6. International Transfers

We are based in Singapore and use reputable providers that may process data outside Singapore (for example, Stripe, Meta, TikTok, Google, Anthropic, and Search Atlas operate in the United States, and our CDN/hosting use global infrastructure). Where we transfer personal data abroad, we take reasonable steps so that recipients provide a standard of protection comparable to the PDPA, through contractual or equivalent safeguards.

7. Retention

• Customer accounts — for the life of the workspace; deleted or anonymised after account/workspace deletion, subject to legal/accounting needs.
• Fan analytics events — retained as country/device-level records (including an anonymised visitor ID; no raw IP or personal identifier) and aggregated into statistics.
• Email subscribers (reminders/newsletter) — until the reminder is sent or you unsubscribe.
• Demo share-access logs (incl. IP) — kept while the share link is active and for a limited audit period thereafter, then deleted.
• Business/press contacts & inquiries — until the purpose is fulfilled and no longer required.
• Connected-account tokens — until you disconnect the account or the token expires/revokes.
• Payment/order records — as required for accounting and dispute resolution.

8. Security

We apply technical and organisational measures including one-way password hashing, optional 2FA, HTTPS/TLS in transit, access controls and role-based permissions, bot/abuse protection, and audit logging. No system is perfectly secure, but we work to protect personal data against unauthorised access, loss, or misuse.

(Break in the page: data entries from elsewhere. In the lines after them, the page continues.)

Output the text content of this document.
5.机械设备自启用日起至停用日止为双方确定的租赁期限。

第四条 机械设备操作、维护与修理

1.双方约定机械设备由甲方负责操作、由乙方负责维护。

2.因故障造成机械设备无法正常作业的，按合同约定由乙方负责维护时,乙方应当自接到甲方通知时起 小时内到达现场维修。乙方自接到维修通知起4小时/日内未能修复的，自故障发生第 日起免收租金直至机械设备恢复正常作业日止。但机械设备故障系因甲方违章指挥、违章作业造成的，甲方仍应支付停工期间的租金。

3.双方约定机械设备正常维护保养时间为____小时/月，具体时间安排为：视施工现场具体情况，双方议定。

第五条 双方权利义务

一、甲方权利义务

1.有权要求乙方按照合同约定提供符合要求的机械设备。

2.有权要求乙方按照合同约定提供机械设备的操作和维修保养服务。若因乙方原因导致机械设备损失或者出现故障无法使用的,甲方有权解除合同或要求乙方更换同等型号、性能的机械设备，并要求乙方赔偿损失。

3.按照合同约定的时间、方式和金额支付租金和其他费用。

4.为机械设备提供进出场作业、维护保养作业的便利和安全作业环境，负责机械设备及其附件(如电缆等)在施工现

9. Data Breach Notification

If a data breach that is likely to result in significant harm to affected individuals, or is of a significant scale, occurs, we will assess it without delay, take remedial steps, and notify the Singapore Personal Data Protection Commission (PDPC) as soon as practicable — and in any event within 3 calendar days of determining the breach is notifiable — and notify affected individuals without undue delay, as required by the PDPA. We will also meet any additional notification duties under other applicable laws.

10. Your Rights

• Access and correction of your personal data.
• Withdrawal of consent and opt-out of marketing — every newsletter includes an unsubscribe link.
• Deletion of your data where no legal retention applies.
• Where the GDPR applies: portability and objection to certain processing. Where the CCPA applies: the right to opt out of "sale"/"sharing" (we do not sell personal data).

To exercise any right, contact contact@soundradar.co. We will verify your identity and respond within the period required by law. If unsatisfied, you may complain to the PDPC or your local data-protection authority.

11. Children

The Service is intended for businesses and professional users aged 18+. Public smart-link and newsroom pages may be viewed by fans of any age, but we collect no identifying personal data from such visitors beyond the anonymous, country/device-level analytics described above. We do not knowingly collect personal data from children. If you believe a child has provided personal data (e.g. an email opt-in), contact us and we will delete it.

12. Data Protection Officer & Contact

Data Protection Officer — SOUNDRADAR Operations, TAEON Branding Agency Pte. Ltd.. Privacy and data-rights inquiries: contact@soundradar.co. Registered office: 9 Raffles Place, #29-05, Republic Plaza, Singapore 048619.

13. Changes

We may update this policy and will post the revised version with a new "last updated" date; material changes will be notified in-Service or by email.